I Live Here In Franklin County

I love the history of this area in VA. My husband and I moved from L.A.,CA to Boones Mill,VA two years ago to retire and I found the book so interesting abt our new home town. Everytime a new character appeared, I would look up the name in the local phone directory and 99% of the time their relatives' names would be listed there.This book is fun to read and factual.

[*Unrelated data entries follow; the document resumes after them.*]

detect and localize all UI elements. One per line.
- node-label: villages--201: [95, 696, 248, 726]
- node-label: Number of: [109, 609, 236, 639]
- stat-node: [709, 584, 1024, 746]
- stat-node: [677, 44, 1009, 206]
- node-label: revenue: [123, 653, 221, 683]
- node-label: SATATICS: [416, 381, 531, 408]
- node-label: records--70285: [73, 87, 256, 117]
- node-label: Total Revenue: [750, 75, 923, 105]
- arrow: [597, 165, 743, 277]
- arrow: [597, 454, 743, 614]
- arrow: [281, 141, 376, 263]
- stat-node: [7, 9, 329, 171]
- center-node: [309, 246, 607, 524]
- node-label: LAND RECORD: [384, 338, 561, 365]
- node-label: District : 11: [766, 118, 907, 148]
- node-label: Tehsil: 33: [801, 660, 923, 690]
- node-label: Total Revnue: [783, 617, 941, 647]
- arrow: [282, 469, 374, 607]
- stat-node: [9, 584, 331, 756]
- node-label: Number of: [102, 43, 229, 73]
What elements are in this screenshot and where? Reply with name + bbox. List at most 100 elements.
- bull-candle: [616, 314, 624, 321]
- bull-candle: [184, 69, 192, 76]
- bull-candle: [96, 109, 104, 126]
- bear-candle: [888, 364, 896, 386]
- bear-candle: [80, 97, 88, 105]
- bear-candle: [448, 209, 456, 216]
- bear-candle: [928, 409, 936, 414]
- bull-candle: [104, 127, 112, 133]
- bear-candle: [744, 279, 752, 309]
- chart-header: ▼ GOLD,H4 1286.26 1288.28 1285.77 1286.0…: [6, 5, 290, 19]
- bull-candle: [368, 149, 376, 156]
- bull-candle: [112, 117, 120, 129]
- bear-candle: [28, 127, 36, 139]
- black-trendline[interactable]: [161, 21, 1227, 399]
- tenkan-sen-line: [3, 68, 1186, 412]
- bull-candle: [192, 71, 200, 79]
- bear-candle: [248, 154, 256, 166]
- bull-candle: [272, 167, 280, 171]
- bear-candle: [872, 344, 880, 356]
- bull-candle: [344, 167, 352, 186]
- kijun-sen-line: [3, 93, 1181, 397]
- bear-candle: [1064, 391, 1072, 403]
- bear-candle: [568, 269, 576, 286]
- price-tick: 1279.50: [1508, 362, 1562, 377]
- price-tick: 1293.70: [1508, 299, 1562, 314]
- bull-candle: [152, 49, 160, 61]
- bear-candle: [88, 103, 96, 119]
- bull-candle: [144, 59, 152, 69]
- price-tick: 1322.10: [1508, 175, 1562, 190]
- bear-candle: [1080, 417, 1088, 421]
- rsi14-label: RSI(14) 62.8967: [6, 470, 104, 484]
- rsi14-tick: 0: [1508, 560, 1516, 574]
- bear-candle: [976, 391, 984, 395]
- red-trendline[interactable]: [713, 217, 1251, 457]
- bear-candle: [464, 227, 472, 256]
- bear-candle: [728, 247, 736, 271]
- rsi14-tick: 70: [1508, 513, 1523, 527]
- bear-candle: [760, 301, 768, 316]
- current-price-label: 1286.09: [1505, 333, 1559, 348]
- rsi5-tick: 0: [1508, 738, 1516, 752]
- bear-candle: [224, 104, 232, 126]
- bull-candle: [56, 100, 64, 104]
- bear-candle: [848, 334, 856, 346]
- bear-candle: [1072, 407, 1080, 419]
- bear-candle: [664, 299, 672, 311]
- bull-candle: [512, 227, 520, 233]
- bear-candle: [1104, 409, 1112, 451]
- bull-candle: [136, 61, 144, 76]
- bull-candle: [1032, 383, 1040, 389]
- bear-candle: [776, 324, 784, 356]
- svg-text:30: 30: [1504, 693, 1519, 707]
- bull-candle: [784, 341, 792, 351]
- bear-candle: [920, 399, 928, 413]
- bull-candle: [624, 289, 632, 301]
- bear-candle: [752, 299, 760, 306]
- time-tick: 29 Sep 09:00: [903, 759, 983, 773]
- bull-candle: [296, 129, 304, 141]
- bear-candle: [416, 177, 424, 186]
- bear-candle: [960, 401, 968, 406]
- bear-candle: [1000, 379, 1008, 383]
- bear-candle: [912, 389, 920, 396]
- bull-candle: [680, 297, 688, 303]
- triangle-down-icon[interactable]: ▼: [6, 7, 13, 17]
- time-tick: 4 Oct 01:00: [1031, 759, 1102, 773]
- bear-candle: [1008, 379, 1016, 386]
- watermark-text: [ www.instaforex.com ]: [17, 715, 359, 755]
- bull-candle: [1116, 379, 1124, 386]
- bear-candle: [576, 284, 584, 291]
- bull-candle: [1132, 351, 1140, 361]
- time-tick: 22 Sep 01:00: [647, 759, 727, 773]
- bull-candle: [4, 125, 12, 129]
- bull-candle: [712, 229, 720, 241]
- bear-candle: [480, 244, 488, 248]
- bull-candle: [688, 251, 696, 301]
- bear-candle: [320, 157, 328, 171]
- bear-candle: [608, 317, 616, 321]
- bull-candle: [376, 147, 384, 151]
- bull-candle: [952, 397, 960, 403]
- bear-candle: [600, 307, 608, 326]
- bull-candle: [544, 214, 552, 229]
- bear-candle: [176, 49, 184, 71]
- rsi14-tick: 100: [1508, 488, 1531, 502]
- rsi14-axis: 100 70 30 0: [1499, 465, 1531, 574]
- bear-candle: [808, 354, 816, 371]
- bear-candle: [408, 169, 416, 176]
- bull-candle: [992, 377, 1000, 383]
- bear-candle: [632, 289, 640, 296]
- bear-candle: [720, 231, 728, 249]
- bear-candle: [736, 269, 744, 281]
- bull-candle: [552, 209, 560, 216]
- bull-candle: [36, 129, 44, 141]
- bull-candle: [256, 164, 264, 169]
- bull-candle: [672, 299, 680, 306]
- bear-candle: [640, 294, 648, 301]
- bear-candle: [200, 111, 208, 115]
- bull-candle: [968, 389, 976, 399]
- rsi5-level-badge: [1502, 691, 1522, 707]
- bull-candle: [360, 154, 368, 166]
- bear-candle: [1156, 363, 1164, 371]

Excellent Novel That Brings the Era to Life

My first reaction to this novel was that the author, like so many PhD's, was writing to hear himself talk. The descriptors in the prelude seemed over-the-top and wordy. I put the book down for a day, and then read what other reviewers had to say about it. Their glowing reviews caused me to pause. I thought that perhaps I might have been too quick to judge the work and that I might have missed something in my haste. Had I expected a more biographical book in the tone of the McCourt brothers' work; had I expected something of a romantic period piece? Perhaps the author's use of his own surname for the main characters was one of the reasons I misjudged the book initially. Although it is based on a true story, and, if I am not mistaken, the author's family members, I thought it less distracting had the characters been given a different surname. While this is a small point, the author's and characters' identical surnames did cause me to view the book's story differently than I might otherwise have done. I returned to the beginning of the book (by this time, I had read about 50 pages) and started over. Much to my delight (the prelude excepted), I found the writing to be clear and crisp. Descriptions were realistic and vivid. Characters were identifiable and individualized and were not stereotyped. Emotion was evoked by the skillful use of phrasing and word images. Bondurant draws a portrait of an era and a locale that is compelling in its realism. The pre-Prohibition, Prohibition, and post-Prohibition eras and the lives of the moonshiners spring easily into the reader's mind. The work is gritty and draws the reader into the story. There is brutality and cruelty found in the pages, but there is also a gentleness in the characters' relationships to relatives or to those with whom there is a more personal involvement. I found myself wanting to continue reading and was not a happy camper when I had to stop to attend the demands of real life. I recommend this book to anyone who likes intelligently written, "realistic" fiction. Please allow yourself sufficient time to become immersed in the story - you won't be disappointed.

Death in the Afternoon

To dismiss the infamous Bondurant brothers as simply country bootleggers would be selling them short....and risking your life. They had carved a nice living as moonshiners in Franklin County, Virginia, but that is not even half of the story. Each played a role in the criminal success story due to very unique personalities; Jack was always angling to strike it rich through a big score, Howard was a haunted veteran of World War I who enjoyed drinking the hard stuff as much as marketing it and Forrest was a tough as they came - he had a deep neck scar to prove it - once walking nearly 12 miles in the snow to receive medical assistance for a slit throat. But when the trio refuses to pay "security" money to police, it leads to an even more wild ride in the turf wars where only the strongest could survive to fight another day, where the battles during the waning years of the Great Depression included shootings, knifings, beatings, shakedowns and brutal types of revenge that were fates worse than death for men. Author Matt Bondurant chronicles these turbulent times of his grandfather and two granduncles in this novel that is based on the true story of their lives and the ripping apart of the veil that covered the lawlessness through a 1935 conspiracy trial which took down many players, but found journalist Sherwood Anderson chasing the shadows of the brothers to get to the heart of the story while attempting to break the county code of silence found within this vicious game. Through dialogue and gripping scenes that are not for the faint of heart, Matt Bondurant brings to life an era where big city gangsters may have captured the national headlines, but these rural areas packed a gangland cruelty that was especially brutal. And that Matt Bondurant is talking about family makes this story even more compelling.